Dalam dunia mikrobiologi, identifikasi bakteri merupakan langkah krusial untuk berbagai tujuan, mulai dari diagnosis penyakit hingga pengendalian kualitas produk pangan dan lingkungan. Berbagai metode telah dikembangkan untuk membedakan satu jenis bakteri dari yang lain, dan salah satunya adalah uji sitrat bakteri. Uji ini memanfaatkan kemampuan metabolisme spesifik dari beberapa jenis bakteri dalam memanfaatkan senyawa sitrat sebagai sumber karbon utama.
Prinsip utama dari uji sitrat adalah kemampuan bakteri tertentu untuk menghasilkan enzim sitrase (citrate permease). Enzim ini memungkinkan bakteri untuk mengangkut ion sitrat ke dalam sel, di mana ia kemudian dipecah melalui siklus asam sitrat (siklus Krebs). Bakteri yang mampu menggunakan sitrat sebagai sumber energi tunggal akan menunjukkan pertumbuhan pada medium uji sitrat, yang biasanya diformulasikan tanpa sumber karbon lain selain sitrat itu sendiri. Akibat dari metabolisme ini adalah terbentuknya produk sampingan basa, yang menyebabkan perubahan warna pada indikator pH yang ditambahkan dalam medium.
Medium yang paling umum digunakan untuk uji sitrat adalah medium Koser Citrate Agar atau simmons citrate agar. Medium ini mengandung garam sitrat sebagai satu-satunya sumber karbon. Selain itu, medium ini juga mengandung garam amonium (seperti amonium dihidrogen fosfat) yang berfungsi sebagai sumber nitrogen.
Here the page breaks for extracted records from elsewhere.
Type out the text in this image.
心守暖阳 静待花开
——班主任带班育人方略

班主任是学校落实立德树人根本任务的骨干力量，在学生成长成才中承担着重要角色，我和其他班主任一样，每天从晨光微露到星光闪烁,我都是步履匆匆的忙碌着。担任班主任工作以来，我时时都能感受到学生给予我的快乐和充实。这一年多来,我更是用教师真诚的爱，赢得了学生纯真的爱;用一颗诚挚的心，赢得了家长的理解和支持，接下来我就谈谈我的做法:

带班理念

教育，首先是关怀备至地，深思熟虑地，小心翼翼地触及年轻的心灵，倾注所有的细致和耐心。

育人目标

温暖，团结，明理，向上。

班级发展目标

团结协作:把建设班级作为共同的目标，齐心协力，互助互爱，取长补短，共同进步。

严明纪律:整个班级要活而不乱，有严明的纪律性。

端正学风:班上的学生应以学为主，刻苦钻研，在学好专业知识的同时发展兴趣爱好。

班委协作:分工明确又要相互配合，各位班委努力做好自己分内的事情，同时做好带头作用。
Indikator pH yang sering digunakan adalah Bromothymol Blue. Bromothymol Blue berwarna hijau pada pH netral (sekitar 7.0), berubah menjadi biru pada kondisi basa (pH > 7.6), dan menjadi kuning pada kondisi asam (pH < 6.0). Karena pemecahan sitrat menghasilkan produk basa, perubahan warna menjadi biru adalah indikator positif dari kemampuan bakteri untuk memanfaatkan sitrat.
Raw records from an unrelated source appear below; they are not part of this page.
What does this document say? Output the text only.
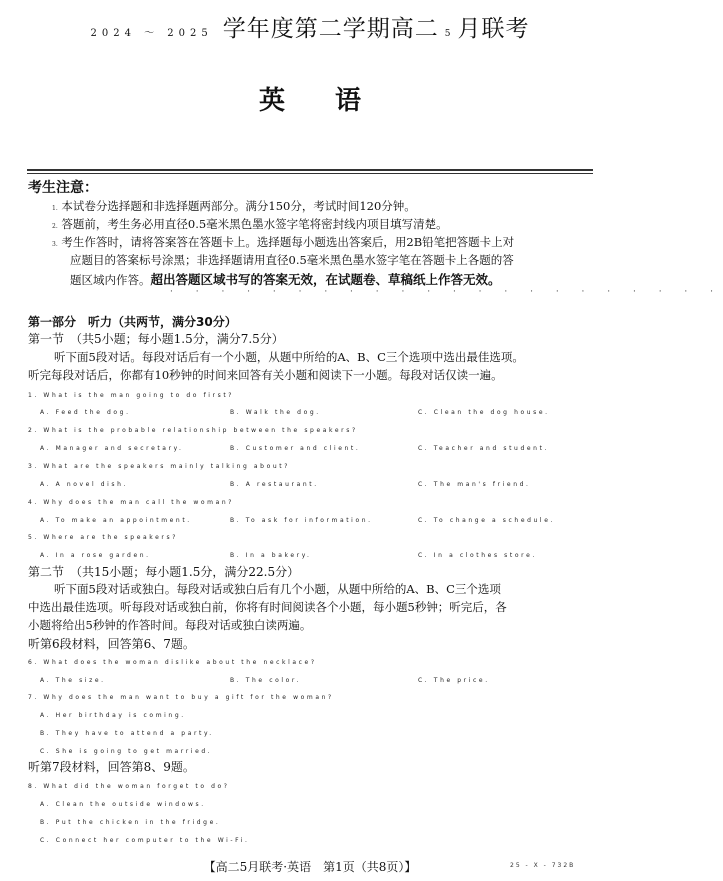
2024 ～ 2025 学年度第二学期高二 5 月联考
英语
考生注意：
1. 本试卷分选择题和非选择题两部分。满分150分，考试时间120分钟。
2. 答题前，考生务必用直径0.5毫米黑色墨水签字笔将密封线内项目填写清楚。
3. 考生作答时，请将答案答在答题卡上。选择题每小题选出答案后，用2B铅笔把答题卡上对
应题目的答案标号涂黑；非选择题请用直径0.5毫米黑色墨水签字笔在答题卡上各题的答
题区域内作答。超出答题区域书写的答案无效，在试题卷、草稿纸上作答无效。
· · · · · · · · · · · · · · · · · · · · · ·
第一部分　听力（共两节，满分30分）
第一节　（共5小题；每小题1.5分，满分7.5分）
听下面5段对话。每段对话后有一个小题，从题中所给的A、B、C三个选项中选出最佳选项。
听完每段对话后，你都有10秒钟的时间来回答有关小题和阅读下一小题。每段对话仅读一遍。
1. What is the man going to do first?
A. Feed the dog.	B. Walk the dog.	C. Clean the dog house.
2. What is the probable relationship between the speakers?
A. Manager and secretary.	B. Customer and client.	C. Teacher and student.
3. What are the speakers mainly talking about?
A. A novel dish.	B. A restaurant.	C. The man's friend.
4. Why does the man call the woman?
A. To make an appointment.	B. To ask for information.	C. To change a schedule.
5. Where are the speakers?
A. In a rose garden.	B. In a bakery.	C. In a clothes store.
第二节　（共15小题；每小题1.5分，满分22.5分）
听下面5段对话或独白。每段对话或独白后有几个小题，从题中所给的A、B、C三个选项
中选出最佳选项。听每段对话或独白前，你将有时间阅读各个小题，每小题5秒钟；听完后，各
小题将给出5秒钟的作答时间。每段对话或独白读两遍。
听第6段材料，回答第6、7题。
6. What does the woman dislike about the necklace?
A. The size.	B. The color.	C. The price.
7. Why does the man want to buy a gift for the woman?
A. Her birthday is coming.
B. They have to attend a party.
C. She is going to get married.
听第7段材料，回答第8、9题。
8. What did the woman forget to do?
A. Clean the outside windows.
B. Put the chicken in the fridge.
C. Connect her computer to the Wi-Fi.
【高二5月联考·英语　第1页（共8页）】	25 - X - 732B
Untuk melakukan uji sitrat, koloni bakteri yang dicurigai diinokulasikan ke dalam medium uji sitrat cair atau padat. Inkubasi dilakukan pada suhu yang sesuai untuk pertumbuhan bakteri, biasanya 35-37°C, selama 24-48 jam. Pengamatan dilakukan terhadap adanya pertumbuhan bakteri dan perubahan warna medium. Jika medium berubah warna dari hijau menjadi biru, ini menunjukkan bahwa bakteri tersebut mampu menggunakan sitrat dan bersifat sitrat-positif. Contoh bakteri yang bersifat sitrat-positif adalah Klebsiella spp. dan Salmonella spp.. Sebaliknya, jika medium tetap berwarna hijau atau bahkan berubah menjadi kuning (meskipun jarang terjadi pada medium sitrat murni), maka bakteri tersebut dianggap sitrat-negatif. Bakteri seperti Escherichia coli dan Staphylococcus aureus umumnya bersifat sitrat-negatif.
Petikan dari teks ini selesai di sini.